Endocrine Abstracts

Accelerated medial calcification is a major cause of premature cardiovascular mortality in people with chronic kidney disease. Evidence suggests that the concentration of extracellular Ca²⁺ and vascular smooth muscle cells play a pivotal role in the pathogenesis of vascular calcification. Extracellular Ca²⁺ is detected by the calcium-sensing receptor (CaSR). The CaSR is a G protein-coupled receptor that is expressed in a range of tissues, but characterization of the expression and function of the CaSR in the cardiovascular system is limited. Here we report the expression of CaSR mRNA and protein (Western blotting and immunocytochemistry) in human aortic smooth muscle cells (HAoSMC) and human arteries (ethical approval obtained). Incubation of HAoSMC with Ca²⁺(0–5 mM; 0–30 minutes) or the CaSR agonists, gentamicin and neomycin (0–300 μM; 0–30 minutes), resulted in a dose and time dependent phosphorylation of ERK1,2. Ca²⁺ stimulation was maximum at 5 minutes and 3 mM (508±66% of control) (P<0.001, n=3). Stimulation with gentamicin or neomycin (10 μM; 10 minutes) caused a significant increase in ERK1,2 phosphorylation (gentamicin 241±17% of control, P<0.001, n=3; neomycin 311±13% of control, P<0.01, n=3).
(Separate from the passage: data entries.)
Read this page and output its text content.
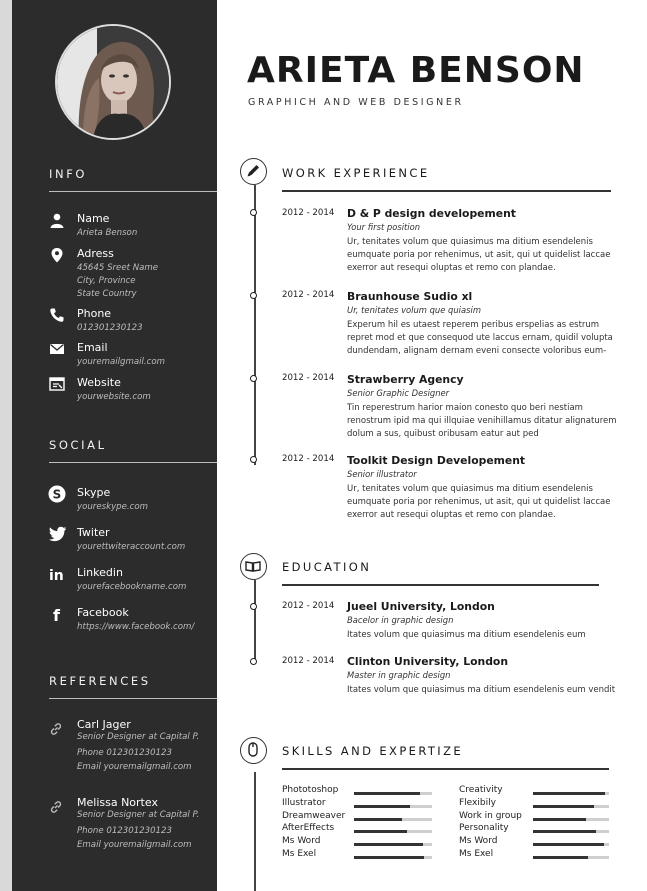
INFO
Name
Arieta Benson
Adress
45645 Sreet Name
City, Province
State Country
Phone
012301230123
Email
youremailgmail.com
Website
yourwebsite.com
SOCIAL
S Skype
youreskype.com
Twiter
yourettwiteraccount.com
in Linkedin
yourefacebookname.com
f Facebook
https://www.facebook.com/
REFERENCES
Carl Jager
Senior Designer at Capital P.
Phone 012301230123
Email youremailgmail.com
Melissa Nortex
Senior Designer at Capital P.
Phone 012301230123
Email youremailgmail.com
ARIETA BENSON
GRAPHICH AND WEB DESIGNER
WORK EXPERIENCE
2012 - 2014 D & P design developement
Your first position
Ur, tenitates volum que quiasimus ma ditium esendelenis
eumquate poria por rehenimus, ut asit, qui ut quidelist laccae
exerror aut resequi oluptas et remo con plandae.
2012 - 2014 Braunhouse Sudio xl
Ur, tenitates volum que quiasim
Experum hil es utaest reperem peribus erspelias as estrum
repret mod et que consequod ute laccus ernam, quidil volupta
dundendam, alignam dernam eveni consecte voloribus eum-
2012 - 2014 Strawberry Agency
Senior Graphic Designer
Tin reperestrum harior maion conesto quo beri nestiam
renostrum ipid ma qui illquiae venihillamus ditatur alignaturem
dolum a sus, quibust oribusam eatur aut ped
2012 - 2014 Toolkit Design Developement
Senior illustrator
Ur, tenitates volum que quiasimus ma ditium esendelenis
eumquate poria por rehenimus, ut asit, qui ut quidelist laccae
exerror aut resequi oluptas et remo con plandae.
EDUCATION
2012 - 2014 Jueel University, London
Bacelor in graphic design
Itates volum que quiasimus ma ditium esendelenis eum
2012 - 2014 Clinton University, London
Master in graphic design
Itates volum que quiasimus ma ditium esendelenis eum vendit
SKILLS AND EXPERTIZE
Phototoshop
Illustrator
Dreamweaver
AfterEffects
Ms Word
Ms Exel
Creativity
Flexibily
Work in group
Personality
Ms Word
Ms Exel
Gentamicin and neomycin, but not Ca²⁺, mediated ERK1,2 stimulation was inhibited by pre-treatment with PD-98059 (ERK-activating kinase-1 inhibitor) (P<0.01, n=3). CaSR expression in human tissues was also examined. CaSR mRNA and protein was expressed normal arteries (kidney donors) where it was detected in smooth muscle cells and endothelial cells. To investigate a functional correlation with renal disease we examined expression in arteries from patients with end stage renal disease (ESRD). Expression of the CaSR appeared to be lower in the arteries from ESRD patients and in particular it was reduced in regions of calcium deposition. Taken together these data not only demonstrate expression of a functional CaSR in human arteries, but demonstrate a correlation between CaSR expression and medial calcification.